5 of 5 customers found the following review helpful:
Websites that save time! and time is money!, 2003-03-09 I am currently running 8 websites all with Front page server extensions, and all completely designed with front page. Since every one of my sites require weekly if not daily changes I can't find an easier, faster, and more user friendly piece of software. My significant other majored in I.T. in college and I continue to laugh at what she has to go through to do something I can do in two clicks.
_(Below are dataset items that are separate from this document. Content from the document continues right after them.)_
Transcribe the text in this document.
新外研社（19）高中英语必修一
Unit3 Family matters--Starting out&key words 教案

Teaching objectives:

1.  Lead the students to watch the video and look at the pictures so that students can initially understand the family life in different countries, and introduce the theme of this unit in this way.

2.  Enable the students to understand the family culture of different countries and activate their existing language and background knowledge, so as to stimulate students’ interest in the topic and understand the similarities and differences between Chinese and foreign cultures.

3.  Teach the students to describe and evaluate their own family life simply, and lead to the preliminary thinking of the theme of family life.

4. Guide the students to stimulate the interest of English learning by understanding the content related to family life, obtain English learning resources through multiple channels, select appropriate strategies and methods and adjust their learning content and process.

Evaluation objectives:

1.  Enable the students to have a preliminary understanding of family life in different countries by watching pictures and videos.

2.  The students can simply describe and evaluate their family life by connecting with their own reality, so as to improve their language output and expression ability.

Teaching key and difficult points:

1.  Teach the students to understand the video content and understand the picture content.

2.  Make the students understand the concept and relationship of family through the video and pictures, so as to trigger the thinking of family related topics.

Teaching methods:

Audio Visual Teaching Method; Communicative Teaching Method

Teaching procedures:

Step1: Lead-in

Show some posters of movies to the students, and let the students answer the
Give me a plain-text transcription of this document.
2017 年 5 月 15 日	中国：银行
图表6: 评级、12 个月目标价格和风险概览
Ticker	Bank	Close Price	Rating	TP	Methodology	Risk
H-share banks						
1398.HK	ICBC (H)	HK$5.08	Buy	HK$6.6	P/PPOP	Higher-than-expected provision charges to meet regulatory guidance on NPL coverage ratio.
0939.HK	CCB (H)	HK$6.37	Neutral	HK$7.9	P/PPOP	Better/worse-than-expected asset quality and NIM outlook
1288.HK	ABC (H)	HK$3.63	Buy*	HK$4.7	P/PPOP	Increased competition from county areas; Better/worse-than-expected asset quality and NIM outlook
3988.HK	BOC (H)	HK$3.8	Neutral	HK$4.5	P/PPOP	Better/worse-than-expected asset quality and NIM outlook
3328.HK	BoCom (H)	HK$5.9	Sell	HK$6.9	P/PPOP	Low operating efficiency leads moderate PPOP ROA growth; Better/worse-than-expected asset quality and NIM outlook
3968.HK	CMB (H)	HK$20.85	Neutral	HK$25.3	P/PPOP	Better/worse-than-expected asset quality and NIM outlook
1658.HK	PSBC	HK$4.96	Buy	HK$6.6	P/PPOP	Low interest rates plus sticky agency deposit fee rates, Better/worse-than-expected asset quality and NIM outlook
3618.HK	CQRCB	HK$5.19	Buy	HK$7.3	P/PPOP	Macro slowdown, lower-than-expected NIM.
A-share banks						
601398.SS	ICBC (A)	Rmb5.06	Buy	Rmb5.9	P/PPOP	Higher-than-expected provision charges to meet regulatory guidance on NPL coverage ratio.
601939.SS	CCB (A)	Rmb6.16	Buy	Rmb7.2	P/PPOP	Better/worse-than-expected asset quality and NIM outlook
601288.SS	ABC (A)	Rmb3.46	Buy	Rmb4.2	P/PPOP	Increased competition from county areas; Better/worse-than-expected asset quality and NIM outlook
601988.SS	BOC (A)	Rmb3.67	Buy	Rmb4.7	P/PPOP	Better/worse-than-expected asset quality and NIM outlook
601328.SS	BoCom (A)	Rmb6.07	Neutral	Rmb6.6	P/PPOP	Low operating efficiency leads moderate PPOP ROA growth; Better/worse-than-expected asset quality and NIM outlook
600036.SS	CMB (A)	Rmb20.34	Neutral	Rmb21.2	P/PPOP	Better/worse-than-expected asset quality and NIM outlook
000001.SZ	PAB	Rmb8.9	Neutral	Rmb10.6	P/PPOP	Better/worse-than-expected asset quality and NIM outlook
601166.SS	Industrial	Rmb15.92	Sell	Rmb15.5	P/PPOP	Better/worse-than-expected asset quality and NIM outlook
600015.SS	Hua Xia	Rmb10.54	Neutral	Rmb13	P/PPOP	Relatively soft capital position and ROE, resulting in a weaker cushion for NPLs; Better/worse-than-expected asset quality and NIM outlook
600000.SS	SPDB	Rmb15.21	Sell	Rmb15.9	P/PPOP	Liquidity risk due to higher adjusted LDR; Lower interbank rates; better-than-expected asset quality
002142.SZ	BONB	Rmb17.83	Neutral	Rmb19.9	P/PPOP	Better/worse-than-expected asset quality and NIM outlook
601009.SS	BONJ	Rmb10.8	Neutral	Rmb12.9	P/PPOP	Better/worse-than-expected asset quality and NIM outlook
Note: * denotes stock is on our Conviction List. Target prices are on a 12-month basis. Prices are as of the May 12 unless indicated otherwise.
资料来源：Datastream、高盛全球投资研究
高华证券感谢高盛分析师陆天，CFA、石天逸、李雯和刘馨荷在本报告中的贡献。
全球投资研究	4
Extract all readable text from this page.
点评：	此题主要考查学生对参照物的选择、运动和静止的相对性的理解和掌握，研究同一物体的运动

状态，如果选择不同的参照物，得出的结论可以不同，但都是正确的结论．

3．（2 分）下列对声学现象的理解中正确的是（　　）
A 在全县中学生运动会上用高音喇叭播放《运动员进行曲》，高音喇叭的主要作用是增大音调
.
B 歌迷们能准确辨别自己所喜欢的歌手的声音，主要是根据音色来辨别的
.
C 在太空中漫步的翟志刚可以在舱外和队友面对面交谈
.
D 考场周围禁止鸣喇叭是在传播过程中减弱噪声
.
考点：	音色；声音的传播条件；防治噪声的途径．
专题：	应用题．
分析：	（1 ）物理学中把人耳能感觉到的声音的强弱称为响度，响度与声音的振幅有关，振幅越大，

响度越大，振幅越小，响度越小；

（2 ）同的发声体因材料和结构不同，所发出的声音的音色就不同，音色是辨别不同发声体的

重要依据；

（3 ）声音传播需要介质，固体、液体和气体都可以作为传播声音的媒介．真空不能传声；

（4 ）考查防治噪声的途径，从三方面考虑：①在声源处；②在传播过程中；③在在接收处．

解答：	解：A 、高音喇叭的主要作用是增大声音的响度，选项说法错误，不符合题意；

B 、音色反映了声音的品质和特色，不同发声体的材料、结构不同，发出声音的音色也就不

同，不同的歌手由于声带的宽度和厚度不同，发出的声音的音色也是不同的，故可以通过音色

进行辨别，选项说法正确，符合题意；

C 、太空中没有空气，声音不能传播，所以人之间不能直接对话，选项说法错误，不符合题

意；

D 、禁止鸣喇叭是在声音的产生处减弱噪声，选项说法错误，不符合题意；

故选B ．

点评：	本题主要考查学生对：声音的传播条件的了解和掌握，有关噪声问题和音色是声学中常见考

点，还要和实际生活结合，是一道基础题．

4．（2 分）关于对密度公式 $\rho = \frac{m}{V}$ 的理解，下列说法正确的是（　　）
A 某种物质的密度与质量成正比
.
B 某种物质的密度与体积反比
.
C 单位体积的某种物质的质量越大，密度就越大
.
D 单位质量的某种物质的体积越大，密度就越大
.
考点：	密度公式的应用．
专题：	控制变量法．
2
It seems to me the bitter sweet reality is if you want to pay someone a few hundred bucks to spell out ASP for you or write Java scripts and HTML by hand, go ahead. I'll pay the price to ole Bill Gates and run with this any day. I simply don't have time to learn the other stuff, (Dreamweaver, Flash, Director etc.) and I sure don't want to pay someone else to do it. It's like a car. I don't care how it works as long as it works. And FRONTPAGE works extremely well for me.
1 of 3 customers found the following review helpful:
Better off learning HTML, 2003-03-06 This software is very cumbersome to work with. The whole point to using this type of software is to make the layouts go faster. When going from normal mode to preview mode or when saving the page to actually use, much of the WYSIWYG is not WYSIWYG! I found that I had to edit the pages in Notepad to get the page layout to look right. I tried to use Frontpage's HTML editor but when I'd save the changes I made, Frontpage would change them back to what they were. You're better of learning HTML and using Notepad to create the page.